Hey Marina! I lived with a woman who was a lot like your friend. She cooked chicken plain (no sauce, no salt, no pepper, etc.), bought bulk bags of salad, drank a ton of smoothies, and even used applesauce in lieu of butter when she baked cookies. There were some serious body and food issues with this person, even though she was a stunningly lovely young woman.
One day, I made some cookies (this was my trademark recipe) and since I was running short on time, I put the batch on a plate, took a cookie, and went to class. Upon my return, our other roommate corners me and snaps, "I can't believe you didn't leave me any cookies! I've been DYING for one!"
"But... I knew you'd been waiting for them. I left the plate on the table."
We never knew for sure, but by process of elimination and past behaviors, we figured out that our super-healthy roomie must have inhaled the entire batch (we knew she didn't throw them away) when no one was around. We're talking over 30 cookies in 2 hours.
Unlike your friend, she didn't hound others about their habits, but she'd be the one constantly criticizing herself about what she's eating and the contents of EVERYTHING. So, I suspect that your friend probably has some similar issues and they're pretty deeply rooted.

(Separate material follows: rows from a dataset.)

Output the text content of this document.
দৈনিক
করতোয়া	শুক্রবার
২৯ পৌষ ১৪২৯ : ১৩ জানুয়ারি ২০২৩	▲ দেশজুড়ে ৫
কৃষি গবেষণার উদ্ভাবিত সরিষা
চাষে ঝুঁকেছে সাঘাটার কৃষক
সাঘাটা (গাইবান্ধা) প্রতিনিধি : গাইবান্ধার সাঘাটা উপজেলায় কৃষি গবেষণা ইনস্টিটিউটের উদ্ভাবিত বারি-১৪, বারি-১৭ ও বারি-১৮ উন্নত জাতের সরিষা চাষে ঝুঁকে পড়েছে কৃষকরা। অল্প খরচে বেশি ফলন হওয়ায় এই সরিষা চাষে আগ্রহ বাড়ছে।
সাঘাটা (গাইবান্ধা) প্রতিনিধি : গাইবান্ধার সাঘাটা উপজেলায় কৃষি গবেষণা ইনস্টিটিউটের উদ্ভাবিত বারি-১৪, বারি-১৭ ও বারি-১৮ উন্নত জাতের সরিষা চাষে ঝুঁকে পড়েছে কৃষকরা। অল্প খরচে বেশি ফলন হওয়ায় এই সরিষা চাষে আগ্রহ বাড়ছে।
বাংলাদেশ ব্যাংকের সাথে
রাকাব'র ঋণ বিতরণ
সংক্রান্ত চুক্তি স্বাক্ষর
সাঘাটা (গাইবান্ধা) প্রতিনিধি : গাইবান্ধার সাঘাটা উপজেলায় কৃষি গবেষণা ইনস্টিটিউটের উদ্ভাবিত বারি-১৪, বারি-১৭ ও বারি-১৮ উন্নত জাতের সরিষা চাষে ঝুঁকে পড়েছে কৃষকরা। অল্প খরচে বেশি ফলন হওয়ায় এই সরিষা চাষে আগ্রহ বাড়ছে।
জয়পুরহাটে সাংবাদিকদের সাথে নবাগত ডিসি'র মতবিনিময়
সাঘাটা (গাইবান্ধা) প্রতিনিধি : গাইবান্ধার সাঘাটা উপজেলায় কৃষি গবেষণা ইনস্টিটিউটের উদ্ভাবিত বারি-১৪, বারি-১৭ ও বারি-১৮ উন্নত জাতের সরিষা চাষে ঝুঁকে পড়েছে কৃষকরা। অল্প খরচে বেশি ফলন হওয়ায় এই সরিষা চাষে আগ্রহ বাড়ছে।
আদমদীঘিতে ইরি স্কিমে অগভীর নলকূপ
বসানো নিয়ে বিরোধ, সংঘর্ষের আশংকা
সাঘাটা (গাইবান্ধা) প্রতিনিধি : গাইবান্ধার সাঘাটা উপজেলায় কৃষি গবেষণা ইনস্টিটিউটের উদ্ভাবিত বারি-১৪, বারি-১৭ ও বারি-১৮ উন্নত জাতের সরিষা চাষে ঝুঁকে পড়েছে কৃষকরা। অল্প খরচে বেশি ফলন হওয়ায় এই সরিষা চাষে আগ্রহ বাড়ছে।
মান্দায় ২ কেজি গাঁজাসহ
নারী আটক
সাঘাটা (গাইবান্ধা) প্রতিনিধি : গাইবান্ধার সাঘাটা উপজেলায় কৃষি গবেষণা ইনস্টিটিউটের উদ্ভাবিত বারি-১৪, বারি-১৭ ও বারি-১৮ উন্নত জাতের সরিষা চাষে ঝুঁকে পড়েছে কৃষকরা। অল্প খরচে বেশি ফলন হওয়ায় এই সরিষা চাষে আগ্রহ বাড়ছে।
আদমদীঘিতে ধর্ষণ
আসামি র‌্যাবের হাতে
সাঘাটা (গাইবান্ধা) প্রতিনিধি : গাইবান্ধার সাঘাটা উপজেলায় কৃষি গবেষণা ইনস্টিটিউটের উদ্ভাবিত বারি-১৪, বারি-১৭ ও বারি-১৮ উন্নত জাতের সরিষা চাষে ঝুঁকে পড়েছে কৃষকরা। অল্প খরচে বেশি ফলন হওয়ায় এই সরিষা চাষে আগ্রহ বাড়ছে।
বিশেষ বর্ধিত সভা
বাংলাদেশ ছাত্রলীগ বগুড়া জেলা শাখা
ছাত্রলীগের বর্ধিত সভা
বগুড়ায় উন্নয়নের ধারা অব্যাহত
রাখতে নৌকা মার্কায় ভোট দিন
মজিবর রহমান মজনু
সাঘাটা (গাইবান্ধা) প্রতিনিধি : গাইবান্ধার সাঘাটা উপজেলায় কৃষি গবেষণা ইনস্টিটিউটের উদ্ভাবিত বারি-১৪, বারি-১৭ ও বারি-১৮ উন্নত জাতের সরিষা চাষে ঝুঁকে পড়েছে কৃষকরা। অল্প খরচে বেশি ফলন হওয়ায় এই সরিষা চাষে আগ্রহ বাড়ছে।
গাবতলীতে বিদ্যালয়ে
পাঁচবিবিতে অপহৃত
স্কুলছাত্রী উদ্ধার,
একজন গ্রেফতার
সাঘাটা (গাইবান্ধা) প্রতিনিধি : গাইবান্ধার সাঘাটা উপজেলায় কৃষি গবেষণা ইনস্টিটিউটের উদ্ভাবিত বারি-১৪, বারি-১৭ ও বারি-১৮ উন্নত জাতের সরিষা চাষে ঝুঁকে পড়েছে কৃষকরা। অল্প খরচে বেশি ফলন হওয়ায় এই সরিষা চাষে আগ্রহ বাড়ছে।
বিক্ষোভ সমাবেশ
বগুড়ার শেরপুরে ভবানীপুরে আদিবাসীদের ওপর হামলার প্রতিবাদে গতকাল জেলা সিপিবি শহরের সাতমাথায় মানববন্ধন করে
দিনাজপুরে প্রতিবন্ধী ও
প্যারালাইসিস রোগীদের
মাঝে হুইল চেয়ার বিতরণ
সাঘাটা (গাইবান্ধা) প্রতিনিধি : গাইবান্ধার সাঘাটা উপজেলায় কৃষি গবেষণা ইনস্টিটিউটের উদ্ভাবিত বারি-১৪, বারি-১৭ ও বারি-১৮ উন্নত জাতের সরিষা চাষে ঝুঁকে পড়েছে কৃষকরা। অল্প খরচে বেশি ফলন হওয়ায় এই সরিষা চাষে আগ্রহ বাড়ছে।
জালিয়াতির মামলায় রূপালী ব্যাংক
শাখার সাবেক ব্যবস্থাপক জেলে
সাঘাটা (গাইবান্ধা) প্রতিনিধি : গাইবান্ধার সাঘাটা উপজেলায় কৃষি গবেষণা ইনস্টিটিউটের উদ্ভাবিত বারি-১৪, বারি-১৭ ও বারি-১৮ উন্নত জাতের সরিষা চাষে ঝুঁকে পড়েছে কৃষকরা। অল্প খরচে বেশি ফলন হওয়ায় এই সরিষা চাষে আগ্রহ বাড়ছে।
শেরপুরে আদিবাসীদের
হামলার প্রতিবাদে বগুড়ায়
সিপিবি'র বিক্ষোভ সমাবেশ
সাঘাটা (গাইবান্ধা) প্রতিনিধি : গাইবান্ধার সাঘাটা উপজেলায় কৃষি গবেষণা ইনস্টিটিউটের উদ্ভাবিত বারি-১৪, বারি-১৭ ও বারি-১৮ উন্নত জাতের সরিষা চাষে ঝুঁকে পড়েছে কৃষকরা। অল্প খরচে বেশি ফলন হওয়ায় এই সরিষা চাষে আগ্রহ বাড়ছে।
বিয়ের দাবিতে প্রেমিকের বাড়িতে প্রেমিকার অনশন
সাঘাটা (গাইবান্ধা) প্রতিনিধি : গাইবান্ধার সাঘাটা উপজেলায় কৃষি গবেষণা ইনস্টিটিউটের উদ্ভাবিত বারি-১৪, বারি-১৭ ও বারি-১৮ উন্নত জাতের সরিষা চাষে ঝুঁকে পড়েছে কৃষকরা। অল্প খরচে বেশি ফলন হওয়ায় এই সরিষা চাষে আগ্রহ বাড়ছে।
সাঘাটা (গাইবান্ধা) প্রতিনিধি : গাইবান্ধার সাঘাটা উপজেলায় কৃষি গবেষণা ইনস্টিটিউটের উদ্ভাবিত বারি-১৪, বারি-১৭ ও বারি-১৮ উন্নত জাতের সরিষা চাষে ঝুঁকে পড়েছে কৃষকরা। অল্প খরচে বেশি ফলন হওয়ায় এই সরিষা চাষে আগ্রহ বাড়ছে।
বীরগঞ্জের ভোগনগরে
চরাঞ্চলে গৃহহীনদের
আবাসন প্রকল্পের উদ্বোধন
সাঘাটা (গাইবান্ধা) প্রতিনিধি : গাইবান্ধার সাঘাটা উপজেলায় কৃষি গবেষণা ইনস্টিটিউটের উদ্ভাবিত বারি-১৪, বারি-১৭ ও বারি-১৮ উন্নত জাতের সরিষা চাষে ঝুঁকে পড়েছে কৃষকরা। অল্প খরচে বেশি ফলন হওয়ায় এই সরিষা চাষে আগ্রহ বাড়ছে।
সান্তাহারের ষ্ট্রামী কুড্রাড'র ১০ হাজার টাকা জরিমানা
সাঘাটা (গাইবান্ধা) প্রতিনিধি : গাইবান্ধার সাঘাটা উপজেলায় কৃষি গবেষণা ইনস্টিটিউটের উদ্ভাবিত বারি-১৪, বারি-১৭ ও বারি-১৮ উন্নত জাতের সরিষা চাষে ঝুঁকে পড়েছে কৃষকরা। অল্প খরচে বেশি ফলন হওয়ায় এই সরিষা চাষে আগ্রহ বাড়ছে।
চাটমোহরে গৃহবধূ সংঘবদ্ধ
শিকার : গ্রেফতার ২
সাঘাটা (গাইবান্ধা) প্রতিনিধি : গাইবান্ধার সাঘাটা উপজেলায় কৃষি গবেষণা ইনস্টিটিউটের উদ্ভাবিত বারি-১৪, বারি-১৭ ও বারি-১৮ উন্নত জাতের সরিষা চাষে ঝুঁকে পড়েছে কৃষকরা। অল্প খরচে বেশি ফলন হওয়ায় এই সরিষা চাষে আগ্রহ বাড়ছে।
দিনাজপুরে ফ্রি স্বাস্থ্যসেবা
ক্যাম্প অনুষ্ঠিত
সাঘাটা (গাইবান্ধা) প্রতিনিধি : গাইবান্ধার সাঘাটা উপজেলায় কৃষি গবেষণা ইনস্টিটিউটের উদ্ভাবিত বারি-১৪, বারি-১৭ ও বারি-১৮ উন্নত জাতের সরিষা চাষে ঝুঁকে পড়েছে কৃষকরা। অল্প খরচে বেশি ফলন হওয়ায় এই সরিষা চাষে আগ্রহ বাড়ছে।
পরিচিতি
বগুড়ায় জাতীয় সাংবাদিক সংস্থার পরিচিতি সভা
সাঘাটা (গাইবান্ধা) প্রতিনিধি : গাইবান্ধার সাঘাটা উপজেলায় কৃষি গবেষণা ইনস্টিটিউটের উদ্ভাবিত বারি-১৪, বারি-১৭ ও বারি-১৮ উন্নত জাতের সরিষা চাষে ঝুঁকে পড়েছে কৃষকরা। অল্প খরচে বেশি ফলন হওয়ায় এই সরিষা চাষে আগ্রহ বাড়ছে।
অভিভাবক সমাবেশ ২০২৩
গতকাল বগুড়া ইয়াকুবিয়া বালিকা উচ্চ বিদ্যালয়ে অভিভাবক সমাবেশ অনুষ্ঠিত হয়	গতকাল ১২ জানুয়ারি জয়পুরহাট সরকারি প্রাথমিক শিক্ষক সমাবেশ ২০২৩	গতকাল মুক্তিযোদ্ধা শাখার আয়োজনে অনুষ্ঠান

With that said, my general tactic if anyone bugs me about my nutrition is to reply, "Better happy and fat than miserable and skinny. Back off." If that doesn't make them shut up, I sit there and really, really enjoy my meal. I tune them out and eat with lots of mmmm's. My indulgence is a cheeseburger with grilled onions, fries, and a neopolitan milkshake from In-N-Out. When I restrain, I have a diet coke instead of the shake. So, I think you're doing pretty well by eating your burgers with fruit! It's not the etiquette that would have me dropping your co-worker like a bad habit, it's the fact that I love to savor my meals and that's best done in peace.